Is It Art, And Is It Ethical?

It would be foolish of me to make a generalized statement about piracy in Thailand for several reasons, but mainly because few of you reading this view such things strictly in black and white, and everyone seems to have their own level of comfort regarding counterfeit clothing, movies, music and the likes - depending on their own personal code.  It's also sometimes difficult to know for sure what is "real" and what's not in the Land of Smiles.

I read the other day that counterfeiting is big business there, especially in tourist areas, but not only there.  Designs  for clothing are "borrowed" or blatantly stolen, knock-off copies of watches appear with only minor changes - the list goes on and on, and you're liable to see copied merchandise for sale in a rural village stall as you are at Jatujak Market. Imitation is said to be the highest form of flattery, but when it impacts the bottom line - people get testy.

Take for example the shops who will, for a fee, paint you a piece of art from a photo you bring in.  Some also have original pieces for sale, but usually they're copies of existing images: paintings, photographs, that sort of thing.  The shop up top today was one where several people sit day after day, carefully painting canvas after canvas of reproductions such as the one of Vincent Van Gogh's painting of irises.  You can see the image of his painting in the book clipped open to the right of the canvas.
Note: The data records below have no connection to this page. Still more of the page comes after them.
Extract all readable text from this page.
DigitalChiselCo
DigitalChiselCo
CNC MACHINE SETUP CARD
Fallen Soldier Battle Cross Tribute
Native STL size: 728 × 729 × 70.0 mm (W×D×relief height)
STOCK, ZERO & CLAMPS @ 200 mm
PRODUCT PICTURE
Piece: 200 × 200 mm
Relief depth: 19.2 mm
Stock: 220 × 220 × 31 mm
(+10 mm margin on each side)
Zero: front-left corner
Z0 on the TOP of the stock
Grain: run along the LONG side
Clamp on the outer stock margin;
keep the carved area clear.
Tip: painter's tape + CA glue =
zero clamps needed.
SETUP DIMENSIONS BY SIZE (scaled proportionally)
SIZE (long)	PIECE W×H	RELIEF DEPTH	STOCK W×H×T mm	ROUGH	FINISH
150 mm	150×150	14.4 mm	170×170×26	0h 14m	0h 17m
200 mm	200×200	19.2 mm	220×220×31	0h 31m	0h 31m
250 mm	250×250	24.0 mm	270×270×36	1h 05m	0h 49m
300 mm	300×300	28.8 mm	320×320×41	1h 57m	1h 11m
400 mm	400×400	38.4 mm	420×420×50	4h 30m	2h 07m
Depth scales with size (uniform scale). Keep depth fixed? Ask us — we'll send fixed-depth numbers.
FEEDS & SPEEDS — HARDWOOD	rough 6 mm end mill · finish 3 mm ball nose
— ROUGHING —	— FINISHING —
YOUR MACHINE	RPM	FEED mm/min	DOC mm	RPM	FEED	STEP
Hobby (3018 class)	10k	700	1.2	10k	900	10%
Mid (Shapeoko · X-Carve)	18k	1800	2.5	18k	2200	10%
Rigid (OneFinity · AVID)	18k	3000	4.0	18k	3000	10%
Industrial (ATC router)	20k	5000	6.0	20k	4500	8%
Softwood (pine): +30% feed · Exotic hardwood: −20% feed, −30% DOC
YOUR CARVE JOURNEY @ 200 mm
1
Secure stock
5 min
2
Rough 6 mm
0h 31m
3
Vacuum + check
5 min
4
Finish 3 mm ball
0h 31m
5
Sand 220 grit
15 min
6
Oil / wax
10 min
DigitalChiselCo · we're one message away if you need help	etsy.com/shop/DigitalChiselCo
The folks working in the shop seemed a little uncertain about my taking photos in there so I won't say where in Thailand this was, and I've obscured their faces. They were pleasant people, but obviously they themselves had some misgivings about the use of their skills in this particular instance.  One man was working from a snapshot a customer had brought in, and he was pleased to show that off, but I haven't included that shot, either.

While the owners of some of these works might just say "who cares" my guess is that a huge mega-corporation like Coca-Cola might not feel that way.  Van Gogh isn't here to get a royalty check, but monies are owed to someone, and where does one draw the line?  They're not being passed off as the Real Deal Originals at market value.  Personally I don't like the idea, but I'm not a lily-white participant in this arena, either, so I'm casting no stones.

We'll address the movie and music part of it another time.  Enjoy your weekend, all.